I had the privilege of interviewing him back in 2009. He was coming to perform in Phoenix at the Dodge Theater (which is now Arizona Federal Theatre), not to promote anything but to sing and perform for the people, something he clearly loved. As his brilliant late-career albums proved, he was far from being a buried treasure.

Not everything from our interview made it into my eventual piece. Here's the rest: Prine talking about spinning stages, songwriting partners, working with Billy Bob Thornton, and major record label deals.

On consistently playing Phoenix, unlike many other touring acts that skipped over the city in those days:

I wouldn’t skip Phoenix. I love coming here. It’s a great little town. It’s got everything.

On playing the spinning stage at the Celebrity Theatre with the spinning stage, and whether he'd had any bad experiences playing in the round:

I like the Celebrity. Usually, I don’t like playing in the round. I feel like a birthday cake.

I played a place in Houston that’s made more for theater, so they had monitors. But if you went past the monitors, they didn’t move, but the stage did. I tried to tell the guy that owned the place that it was like playing on the back of a truck in a parade. Every two blocks, I get to hear myself, and he just looked at me like I was crazy.

I just pretended I was somewhere else. I picked a previous concert from another year and did that (laughs).

On touring without a new album and testing out new songs on the road:

You'll see if a song feels to you that it needs work or if the bridge is in the right place, like crossing the river at the right time. I know when I got something. I know when I‘ve got a John Prine song.

I also know when I got something different for the crowd that comes to hear me. I got an idea of whether they're gonna like that. Sometimes, you’ve gotta be a little careful and tell them a story to get them into it. (laughs) And sometimes, a new song won’t go over so good live. When you get it in the studio, it will be one of the better songs on the record.

On recording other people’s material on in-between albums like In Spite of Ourselves:

These are songs I’ve been singing more or less to myself over the years. I recorded the album Standard Songs For Average People with Mac Wiseman because they were songs I wanted to hear Mac sing. He was really happy to be asked to sing those standards because all people want to hear him sing is bluegrass. And he’s a big fan of pop music. He cut his teeth on Bing Crosby, and I can tell by his voice that he’s a crooner. I’m not, but I’ve got my own record company (Oh Boy Records), so I can do what I want.

That’s why I do those kinds of records in-between my regular records. I figure, why have a record company if you can’t make records the kind that you want? And I was never any good at outguessing the public anyway. Why should I make money for anybody but myself?

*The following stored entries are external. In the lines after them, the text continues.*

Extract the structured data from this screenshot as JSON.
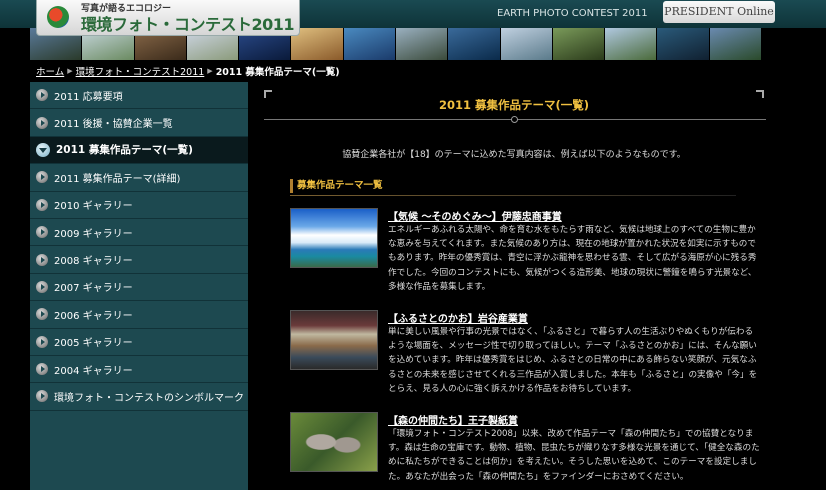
{
  "header": {
    "logo_subtitle": "写真が語るエコロジー",
    "logo_title": "環境フォト・コンテスト2011",
    "earth_text": "EARTH PHOTO CONTEST 2011",
    "president_label": "PRESIDENT Online"
  },
  "breadcrumb": {
    "home": "ホーム",
    "contest": "環境フォト・コンテスト2011",
    "current": "2011 募集作品テーマ(一覧)"
  },
  "sidebar": {
    "items": [
      {
        "label": "2011 応募要項"
      },
      {
        "label": "2011 後援・協賛企業一覧"
      },
      {
        "label": "2011 募集作品テーマ(一覧)",
        "active": true
      },
      {
        "label": "2011 募集作品テーマ(詳細)"
      },
      {
        "label": "2010 ギャラリー"
      },
      {
        "label": "2009 ギャラリー"
      },
      {
        "label": "2008 ギャラリー"
      },
      {
        "label": "2007 ギャラリー"
      },
      {
        "label": "2006 ギャラリー"
      },
      {
        "label": "2005 ギャラリー"
      },
      {
        "label": "2004 ギャラリー"
      },
      {
        "label": "環境フォト・コンテストのシンボルマーク"
      }
    ]
  },
  "main": {
    "title": "2011 募集作品テーマ(一覧)",
    "intro": "協賛企業各社が【18】のテーマに込めた写真内容は、例えば以下のようなものです。",
    "list_heading": "募集作品テーマ一覧",
    "themes": [
      {
        "title": "【気候 ～そのめぐみ～】伊藤忠商事賞",
        "description": "エネルギーあふれる太陽や、命を育む水をもたらす雨など、気候は地球上のすべての生物に豊かな恵みを与えてくれます。また気候のあり方は、現在の地球が置かれた状況を如実に示すものでもあります。昨年の優秀賞は、青空に浮かぶ龍神を思わせる雲、そして広がる海原が心に残る秀作でした。今回のコンテストにも、気候がつくる造形美、地球の現状に警鐘を鳴らす光景など、多様な作品を募集します。"
      },
      {
        "title": "【ふるさとのかお】岩谷産業賞",
        "description": "単に美しい風景や行事の光景ではなく、「ふるさと」で暮らす人の生活ぶりやぬくもりが伝わるような場面を、メッセージ性で切り取ってほしい。テーマ「ふるさとのかお」には、そんな願いを込めています。昨年は優秀賞をはじめ、ふるさとの日常の中にある飾らない笑顔が、元気なふるさとの未来を感じさせてくれる三作品が入賞しました。本年も「ふるさと」の実像や「今」をとらえ、見る人の心に強く訴えかける作品をお待ちしています。"
      },
      {
        "title": "【森の仲間たち】王子製紙賞",
        "description": "「環境フォト・コンテスト2008」以来、改めて作品テーマ「森の仲間たち」での協賛となります。森は生命の宝庫です。動物、植物、昆虫たちが織りなす多様な光景を通じて、「健全な森のために私たちができることは何か」を考えたい。そうした思いを込めて、このテーマを設定しました。あなたが出会った「森の仲間たち」をファインダーにおさめてください。"
      }
    ]
  },
  "colors": {
    "accent_gold": "#f0c040",
    "sidebar_bg": "#1d4950",
    "header_bg": "#0e3338"
  }
}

On the evolution of record labels and his Oh Boy imprint:

I was there when it all changed. That was part of the reason I started Oh Boy. When I was signed to Atlantic, I had a 10-record deal. I was supposed to deliver two albums a year of fresh material. Well, that all sounded great to me when I was a mailman. I was happy to be on that label. Jerry Wexler was hands-on. He put me in the studio with producer Arif Mardin, and Wexler would be listening to stuff as it went along. I didn’t feel that (attention) after he left. So they let me out of my contract.

I never made a dime for them, but it cost me. I owed them seven albums, so I had to pay up. I stayed within the Warners Group. Asylum signed me, and after that, I've been independent ever since. I started my label in ’84, and people told me I was committing suicide. I know I have an audience, and I want to go directly to them. Then whatever I get is cream on the top.

On "In Spite of Ourselves," a 2002 song he wrote for the movie Daddy and Them:

Billy Bob Thornton asked me to write that, but I wrote it in less time than it takes me to sing it. (laughs) Luckily, it was a song I wanted to sing myself.

On modern country music, where everybody's got a job and a truck:

It all goes back to who’s running the record companies when the corporate guys took over. They figured out a way to make hits that had nothing to do with music: Get someone who looks good on a video and teach him to sing. And get people to write songs for him that sound like pop or rock 'n' roll songs.

On writing with pop heavyweights like Roger Cook:

Roger’s written hundreds of songs, but you’ll never see his name alone on a song. He wrote all that stuff with Roger Greenway like “I’d Like to Teach the World to Sing” and “Long Cool Woman in a Black Dress.” It was just like a Lennon and McCartney arrangement.

Roger’s still that way today. He’ll come to me with a song that just needs another verse and a bridge and say, “I can't do anything with this.” If I like a song, I can get a real clear picture of what it needs. If something is already there, and just not some coloring or shading, I like to do that. And we also have stuff we start from scratch. But it’s nothing I look at as a job because he’s such a good buddy. We just come to a table with, “Uhh, you got any ideas?” I know guys that just like to write from titles. Then if you get excited within the first half-hour, you might have something, but if it gets to be too much of a grind, I’d just rather get a hot dog.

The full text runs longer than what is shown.